From the Mondavi website, here is a biographical note on Geneviève:
Born to a French family in Morocco and raised in France, Geneviève’s formal wine education began under the tutelage of the legendary “three fathers” of modern enology – Jean Ribereau-Gayon; his son, Pascal Ribereau-Gayon; and Emile Peynaud – with whom she studied at the University of Bordeaux, France. After receiving her National Diploma of Enology 1974, she returned to her family’s vineyards in Corsica and France, which she managed from 1974 to 1977. Concurrently, she also owned and operated her own enology laboratory in Provence and served as consulting enologist to many French chateaux in the mid-seventies.

Working for Mondavi appealed to her for at several reasons.

“The Napa Valley is where I thought it would be the best for my passion,” she says. Robert Mondavi treated employees, including women, with respect.
“In Bordeaux [in the 1970s], my only career would have been in a lab,” she suggests. “Now, it is changed, but in 1977, it was better for my career to come and work in the Napa Valley, and for Robert Mondavi because of his vision. It was a big vision.”

Another attraction was the opportunity to make wine with grapes, notably Cabernet Sauvignon, from Mondavi’s To Kalon Vineyard, one of the most storied terroirs in the Napa Valley.

To Kalon – Greek for “place of highest beauty” - was planted originally in 1868. In the 1890s, a winery called To Kalon was producing and selling highly regarded wines nationally. Then the Napa’s first phylloxera infestation devastated vast areas of vineyard. To Kalon went bankrupt in 1899 but struggled on until Prohibition in 1920 forced its closure. The winery was revived briefly in 1933 but was destroyed by fire in 1939.

The area called To Kalon was part of a 2,000-acre estate that very nearly became a housing development. The Mondavi family, which operated the Charles Krug Winery, bought 325 acres in 1958; and more subsequently.
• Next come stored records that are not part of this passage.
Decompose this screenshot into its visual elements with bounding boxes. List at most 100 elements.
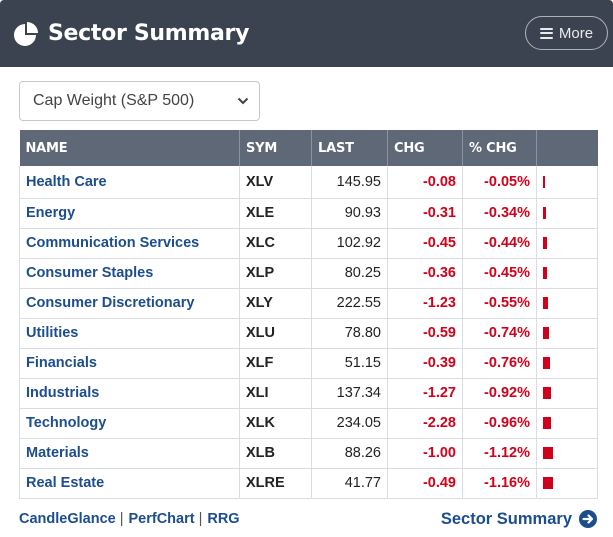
change-bar	[543, 327, 550, 340]
change-bar	[543, 207, 546, 220]
sector-last: 145.95	[311, 166, 388, 199]
column-header-bar	[536, 130, 598, 166]
sector-name[interactable]: Consumer Staples	[19, 258, 240, 289]
table-row[interactable]: Real Estate XLRE 41.77 -0.49 -1.16%	[19, 468, 598, 499]
sector-name[interactable]: Materials	[19, 438, 240, 469]
change-bar	[543, 477, 553, 490]
sector-symbol: XLB	[239, 438, 312, 469]
sector-change: -1.27	[387, 378, 463, 409]
sector-name[interactable]: Technology	[19, 408, 240, 439]
sector-last: 222.55	[311, 288, 388, 319]
change-bar-cell	[536, 198, 598, 229]
sector-pct-change: -0.55%	[462, 288, 537, 319]
table-header-row: NAME SYM LAST CHG % CHG	[19, 130, 598, 166]
sector-change: -0.49	[387, 468, 463, 499]
table-row[interactable]: Technology XLK 234.05 -2.28 -0.96%	[19, 408, 598, 439]
table-row[interactable]: Industrials XLI 137.34 -1.27 -0.92%	[19, 378, 598, 409]
table-row[interactable]: Health Care XLV 145.95 -0.08 -0.05%	[19, 166, 598, 199]
sector-symbol: XLP	[239, 258, 312, 289]
column-header-pct-chg[interactable]: % CHG	[462, 130, 537, 166]
change-bar-cell	[536, 288, 598, 319]
sector-name[interactable]: Communication Services	[19, 228, 240, 259]
sector-last: 78.80	[311, 318, 388, 349]
change-bar	[543, 357, 550, 370]
change-bar-cell	[536, 318, 598, 349]
perfchart-link[interactable]: PerfChart	[128, 511, 195, 527]
table-row[interactable]: Utilities XLU 78.80 -0.59 -0.74%	[19, 318, 598, 349]
sector-last: 137.34	[311, 378, 388, 409]
sector-name[interactable]: Energy	[19, 198, 240, 229]
column-header-chg[interactable]: CHG	[387, 130, 463, 166]
panel-header: Sector Summary More	[0, 0, 613, 67]
more-button[interactable]: More	[525, 16, 608, 50]
sector-symbol: XLF	[239, 348, 312, 379]
sector-last: 102.92	[311, 228, 388, 259]
table-row[interactable]: Materials XLB 88.26 -1.00 -1.12%	[19, 438, 598, 469]
sector-symbol: XLRE	[239, 468, 312, 499]
circle-arrow-right-icon	[579, 510, 597, 528]
sector-symbol: XLY	[239, 288, 312, 319]
sector-change: -0.59	[387, 318, 463, 349]
sector-name[interactable]: Health Care	[19, 166, 240, 199]
sector-name[interactable]: Financials	[19, 348, 240, 379]
sector-name[interactable]: Utilities	[19, 318, 240, 349]
sector-last: 88.26	[311, 438, 388, 469]
change-bar	[543, 267, 547, 280]
sector-pct-change: -1.16%	[462, 468, 537, 499]
sector-last: 234.05	[311, 408, 388, 439]
table-row[interactable]: Financials XLF 51.15 -0.39 -0.76%	[19, 348, 598, 379]
chevron-down-icon	[237, 97, 249, 105]
sector-pct-change: -1.12%	[462, 438, 537, 469]
sector-last: 80.25	[311, 258, 388, 289]
sector-last: 51.15	[311, 348, 388, 379]
sector-table: NAME SYM LAST CHG % CHG Health Care XLV 14…	[19, 130, 598, 499]
sector-change: -0.36	[387, 258, 463, 289]
candleglance-link[interactable]: CandleGlance	[19, 511, 116, 527]
sector-pct-change: -0.92%	[462, 378, 537, 409]
sector-change: -0.39	[387, 348, 463, 379]
column-header-name[interactable]: NAME	[19, 130, 240, 166]
table-row[interactable]: Communication Services XLC 102.92 -0.45 -0.4…	[19, 228, 598, 259]
change-bar-cell	[536, 378, 598, 409]
sector-change: -0.31	[387, 198, 463, 229]
change-bar	[543, 297, 548, 310]
table-row[interactable]: Consumer Discretionary XLY 222.55 -1.23 -0.5…	[19, 288, 598, 319]
table-row[interactable]: Energy XLE 90.93 -0.31 -0.34%	[19, 198, 598, 229]
change-bar-cell	[536, 408, 598, 439]
weighting-select[interactable]: Cap Weight (S&P 500)	[19, 81, 260, 121]
column-header-sym[interactable]: SYM	[239, 130, 312, 166]
more-button-label: More	[558, 24, 594, 42]
sector-change: -2.28	[387, 408, 463, 439]
sector-pct-change: -0.05%	[462, 166, 537, 199]
sector-symbol: XLU	[239, 318, 312, 349]
change-bar	[543, 447, 553, 460]
sector-symbol: XLC	[239, 228, 312, 259]
pie-chart-icon	[14, 22, 38, 46]
change-bar	[543, 417, 552, 430]
sector-pct-change: -0.74%	[462, 318, 537, 349]
sector-name[interactable]: Consumer Discretionary	[19, 288, 240, 319]
change-bar-cell	[536, 228, 598, 259]
sector-pct-change: -0.34%	[462, 198, 537, 229]
change-bar	[543, 237, 547, 250]
change-bar-cell	[536, 258, 598, 289]
column-header-last[interactable]: LAST	[311, 130, 388, 166]
sector-summary-link-label: Sector Summary	[440, 510, 572, 528]
sector-symbol: XLI	[239, 378, 312, 409]
sector-summary-link[interactable]: Sector Summary	[441, 508, 597, 530]
change-bar	[543, 387, 551, 400]
sector-change: -0.45	[387, 228, 463, 259]
footer-links: CandleGlance | PerfChart | RRG	[19, 509, 240, 529]
sector-name[interactable]: Industrials	[19, 378, 240, 409]
rrg-link[interactable]: RRG	[207, 511, 240, 527]
change-bar	[543, 175, 545, 188]
change-bar-cell	[536, 438, 598, 469]
sector-symbol: XLE	[239, 198, 312, 229]
weighting-select-value: Cap Weight (S&P 500)	[33, 92, 195, 109]
hamburger-menu-icon	[539, 27, 553, 39]
table-row[interactable]: Consumer Staples XLP 80.25 -0.36 -0.45%	[19, 258, 598, 289]
sector-last: 90.93	[311, 198, 388, 229]
sector-last: 41.77	[311, 468, 388, 499]
sector-pct-change: -0.44%	[462, 228, 537, 259]
sector-name[interactable]: Real Estate	[19, 468, 240, 499]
Robert split with his brother and father, who were producing bulk wines, to build his own winery in 1966 for the production of world-class wines. The litigation went on for years but Robert eventually ended up in control of about 550 acres of To Kalon. Today, Mondavi’s parent company, Constellation Brands, owns about 450 acres of one of the Napa’s finest vineyard sites.

“Constellation maintained our traditions,” Geneviève says. “They are supporting the winery to make the best wine. They know it is very important for their portfolio.”

Constellation acquired control of Mondavi in 2005 and has since invested significantly in replanting the vineyard, to correct plant virus issues and to get absolutely the best varieties growing here. Zinfandel, Syrah and Pinot Noir were removed. The vineyard now grows just Bordeaux varietals, including Cabernet Sauvignon, Cabernet Franc and Sauvignon Blanc.

The finest red from the To Kalon Vineyard is the Mondavi Cabernet Sauvignon Reserve, a wine structured to age. “The Reserve can age 60 years,” Geneviève says. “We had our 50th anniversary recently and we opened bottles of 1966, 1968, 1970 and they were still delicious – all the Reserve.”

The Cabernet Sauvignon being tasted at the Mondavi tasting during the Wine Festival is the 2015 Napa Valley Cabernet Sauvignon ($40), a wine that shows the ability of To Kalon grapes to make more “popular” wines.

“The beauty of Napa Valley Cabernet Sauvignon is the fruit and the texture,” Geneviève says. “The wine is not made to age more than 10 to 15 years.” 







During some of the tasting sessions, the winery also will pour another outstanding example of To Kalon fruit, the 2016 Oakville Napa Valley Cabernet Franc. Grab this wine if it is also in the festival’s on-site wine store.